Sábado, 6 de julho de 2013
Repórter da Agência Brasil
Brasília – Os efeitos negativos de um transporte público caro e de
má qualidade não estão restritos à questão da mobilidade urbana.
Prejudicam também outras áreas vitais para a vida do cidadão, como
saúde, educação, finanças e cultura. Especialistas e integrantes do
Movimento Passe Livre (MPL) consultados pela Agência Brasil
avaliam que a mobilidade urbana está diretamente relacionada à
qualidade de vida, além de ser um dos maiores causadores de estresse da
vida das pessoas.
“É um trauma para todo mundo. Principalmente para quem fica em pé,
duas horas, crucificado, com alguém tentando pegar bolsa, apalpar. Não é
à toa que as pessoas estão preferindo usar motocicletas, mesmo que isso
represente risco a própria integridade física por causa dos acidentes, e
não é à toa que essas manifestações conseguiram tantas adesões”, disse à
Agência Brasil o doutor em políticas de transporte
pela Universidade Dortmund, na Alemanha e professor do Departamento de
Engenharia Civil e Ambiental da Universidade de Brasília (UnB), Joaquim
Aragão.
As manifestações citadas pelo especialista foram iniciadas pelo MPL
em São Paulo. O movimento tem, como um de seus interlocutores, o
professor de história Lucas Monteiro. “Defendemos Tarifa Zero porque,
além de ser a única forma de as pessoas terem acesso à cidade, o
transporte público beneficia áreas vitais como saúde e educação. Por
isso já imaginávamos que nossa luta se espalharia pelo país, mas não que
iria alcançar a dimensão que alcançou”, disse à Agência Brasil.
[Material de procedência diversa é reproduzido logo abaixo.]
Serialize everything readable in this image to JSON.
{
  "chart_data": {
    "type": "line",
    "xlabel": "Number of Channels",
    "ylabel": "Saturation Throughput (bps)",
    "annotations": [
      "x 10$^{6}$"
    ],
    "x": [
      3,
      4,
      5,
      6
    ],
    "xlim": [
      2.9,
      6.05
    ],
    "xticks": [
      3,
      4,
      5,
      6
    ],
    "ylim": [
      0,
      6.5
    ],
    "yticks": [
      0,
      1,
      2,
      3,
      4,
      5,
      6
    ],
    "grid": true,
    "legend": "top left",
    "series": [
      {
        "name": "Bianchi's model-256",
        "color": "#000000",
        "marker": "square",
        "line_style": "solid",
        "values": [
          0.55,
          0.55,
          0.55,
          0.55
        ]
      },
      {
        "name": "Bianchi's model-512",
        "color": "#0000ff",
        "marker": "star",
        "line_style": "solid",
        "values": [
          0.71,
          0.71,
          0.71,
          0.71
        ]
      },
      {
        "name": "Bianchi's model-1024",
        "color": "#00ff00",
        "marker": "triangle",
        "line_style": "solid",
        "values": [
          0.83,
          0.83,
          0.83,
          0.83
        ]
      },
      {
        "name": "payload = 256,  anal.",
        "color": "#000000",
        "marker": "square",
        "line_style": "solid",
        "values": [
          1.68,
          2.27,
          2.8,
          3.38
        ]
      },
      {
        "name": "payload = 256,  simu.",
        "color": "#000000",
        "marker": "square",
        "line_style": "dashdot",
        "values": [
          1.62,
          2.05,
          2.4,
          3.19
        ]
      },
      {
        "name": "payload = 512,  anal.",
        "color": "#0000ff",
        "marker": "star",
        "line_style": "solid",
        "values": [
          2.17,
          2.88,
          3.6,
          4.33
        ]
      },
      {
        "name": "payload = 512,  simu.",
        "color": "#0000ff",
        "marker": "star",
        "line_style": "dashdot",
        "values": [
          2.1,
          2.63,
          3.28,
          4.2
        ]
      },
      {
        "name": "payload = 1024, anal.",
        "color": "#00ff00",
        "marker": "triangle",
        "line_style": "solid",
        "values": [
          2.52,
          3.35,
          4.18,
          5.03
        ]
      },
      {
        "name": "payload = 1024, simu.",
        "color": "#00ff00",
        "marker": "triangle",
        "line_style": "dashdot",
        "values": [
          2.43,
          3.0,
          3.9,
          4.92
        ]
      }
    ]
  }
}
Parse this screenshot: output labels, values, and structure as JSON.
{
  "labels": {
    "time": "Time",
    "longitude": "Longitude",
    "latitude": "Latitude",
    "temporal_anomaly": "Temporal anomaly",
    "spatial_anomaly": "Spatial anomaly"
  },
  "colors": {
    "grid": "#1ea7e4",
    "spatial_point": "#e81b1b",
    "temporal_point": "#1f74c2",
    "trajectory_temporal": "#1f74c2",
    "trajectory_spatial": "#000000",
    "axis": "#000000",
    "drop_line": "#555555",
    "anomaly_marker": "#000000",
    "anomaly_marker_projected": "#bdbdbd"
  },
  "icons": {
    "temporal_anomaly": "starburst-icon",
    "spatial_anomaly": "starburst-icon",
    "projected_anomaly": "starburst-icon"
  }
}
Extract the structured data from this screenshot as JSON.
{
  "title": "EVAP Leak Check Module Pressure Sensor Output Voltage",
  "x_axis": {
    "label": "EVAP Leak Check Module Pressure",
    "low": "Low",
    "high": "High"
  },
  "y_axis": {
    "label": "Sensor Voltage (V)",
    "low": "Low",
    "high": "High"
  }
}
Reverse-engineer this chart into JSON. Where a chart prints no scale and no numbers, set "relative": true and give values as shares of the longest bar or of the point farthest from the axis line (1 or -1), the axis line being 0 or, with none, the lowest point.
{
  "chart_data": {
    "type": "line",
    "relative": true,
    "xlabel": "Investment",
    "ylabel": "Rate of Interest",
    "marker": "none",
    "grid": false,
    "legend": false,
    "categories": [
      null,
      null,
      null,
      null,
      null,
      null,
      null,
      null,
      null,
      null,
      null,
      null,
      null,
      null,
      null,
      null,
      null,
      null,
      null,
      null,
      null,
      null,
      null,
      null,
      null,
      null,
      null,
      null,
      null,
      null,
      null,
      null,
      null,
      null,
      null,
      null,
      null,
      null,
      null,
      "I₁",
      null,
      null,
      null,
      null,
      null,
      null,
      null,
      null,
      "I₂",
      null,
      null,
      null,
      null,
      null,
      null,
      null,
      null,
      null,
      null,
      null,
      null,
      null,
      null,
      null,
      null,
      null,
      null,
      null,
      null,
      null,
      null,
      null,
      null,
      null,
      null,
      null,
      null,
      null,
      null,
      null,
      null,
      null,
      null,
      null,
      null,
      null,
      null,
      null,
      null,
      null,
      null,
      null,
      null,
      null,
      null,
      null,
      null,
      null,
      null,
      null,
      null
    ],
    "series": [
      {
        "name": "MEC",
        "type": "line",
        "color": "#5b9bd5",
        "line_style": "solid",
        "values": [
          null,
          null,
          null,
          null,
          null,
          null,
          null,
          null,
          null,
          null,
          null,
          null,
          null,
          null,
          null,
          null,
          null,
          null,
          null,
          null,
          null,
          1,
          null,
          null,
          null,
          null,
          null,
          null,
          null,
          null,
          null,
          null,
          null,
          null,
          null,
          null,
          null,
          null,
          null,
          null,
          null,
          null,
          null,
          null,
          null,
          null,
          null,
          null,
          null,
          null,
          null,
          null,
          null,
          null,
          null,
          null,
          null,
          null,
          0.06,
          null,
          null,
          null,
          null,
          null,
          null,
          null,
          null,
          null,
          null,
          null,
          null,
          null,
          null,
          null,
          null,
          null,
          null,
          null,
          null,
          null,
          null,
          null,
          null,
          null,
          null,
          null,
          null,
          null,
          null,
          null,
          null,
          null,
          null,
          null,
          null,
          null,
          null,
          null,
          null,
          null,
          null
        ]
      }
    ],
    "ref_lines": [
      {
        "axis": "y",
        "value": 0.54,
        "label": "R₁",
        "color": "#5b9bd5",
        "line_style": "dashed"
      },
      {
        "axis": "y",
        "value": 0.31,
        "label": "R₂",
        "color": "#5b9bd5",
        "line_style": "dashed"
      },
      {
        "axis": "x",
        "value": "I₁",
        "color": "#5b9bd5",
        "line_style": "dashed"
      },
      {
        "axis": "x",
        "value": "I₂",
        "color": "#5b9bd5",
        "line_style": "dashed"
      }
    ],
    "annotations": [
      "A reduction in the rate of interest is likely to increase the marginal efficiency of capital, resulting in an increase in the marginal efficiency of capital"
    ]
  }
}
De acordo com o representante do MPL, o incentivo ao uso de
transportes individuais causa também problemas como aumento da poluição e
do número de atropelamentos, o que resulta em mais gastos e problemas
para a saúde pública. Dados do Ministério da Saúde mostram que, em 2010,
42.844 pessoas morreram nas estradas e ruas do país. Desse total,
10.820 acidentes envolveram motos. No mesmo ano, o gasto total do
Sistema Único de Saúde (SUS) com acidentes de trânsito foi R$ 187
milhões. Só com internação de motociclistas foram gastos R$ 85,5
milhões.
Além disso, acrescenta Monteiro, diversos tratamentos de saúde
deixam de ser feitos porque os pacientes não têm condições de pagar pelo
deslocamento. E o problema relacionado à falta de condições para
custear os transportes também afeta o direto e a qualidade da educação.
“Frequentei muitas às escolas públicas. É comum alunos faltarem
aulas por não terem dinheiro para ir à escola. Além do mais, direito à
educação não está restrito a apenas ir à escola ou ao banco escolar. Os
estudantes precisam ter acesso à cultura, a visitar museus. E, sem
circular, não há como ter acesso a isso. A grande maioria não vai ao
centro da cidade, museus, centros culturais para complementar sua
formação”, disse Monteiro.
Segundo Aragão, dificuldades para mobilidade urbana afetam
diretamente o rendimento escolar de jovens e crianças, que ficam
cansados e com o sono sacrificado. “É um fator a mais a prejudicar o
rendimento, além da qualidade de instalações do ensino público. Da mesma
forma, afeta também a evasão escolar, a formação de profissionais e a
produtividade do país”, disse o especialista.
“A mobilidade bloqueia inclusive a vida social do cidadão de baixa
renda, que fica sem acesso a entretenimento, cultura e lazer. Esses são
privilégios das pessoas motorizadas. Uma família de quatro pessoas que
queira se deslocarem da periferia até um parque no centro da cidade
gastará R$24, caso a passagem unitária custe R$3. Para quem recebe
salário mínimo, isso é impossível”, disse.
Arquiteto, urbanista e especialista em transporte público, Jaime
Lerner diz que por trás das manifestações iniciadas pelo MPL está o
descrédito nas políticas públicas e a falta de respostas à sociedade,
sobre os diversos serviços públicos prestados a ela. “E tudo fica mais
fácil em todas as áreas quando se tem um bom transporte público”, disse o
ex-prefeito de Curitiba (PR).
Muitas das mobilidades foram anunciadas sem sequer estudar a própria
cidade, avalia Lerner. Segundo ele, é importante entender a cidade como
um sistema de estrutura de vida, trabalho, movimento e mobilidade
juntos. No fundo, acrescenta, faltam decisões políticas, e, em geral,
essas decisões são voltadas para soluções mais caras.
“O Brasil é rápido em fazer coisa errada e demorado em fazer a coisa
certa”, disse. “Sustentabilidade é equação entre o que você poupa e o
que você desperdiça. Portanto, se tiver de se deslocar por distâncias
cada vez maiores, é óbvio que a coisa não vai funcionar”.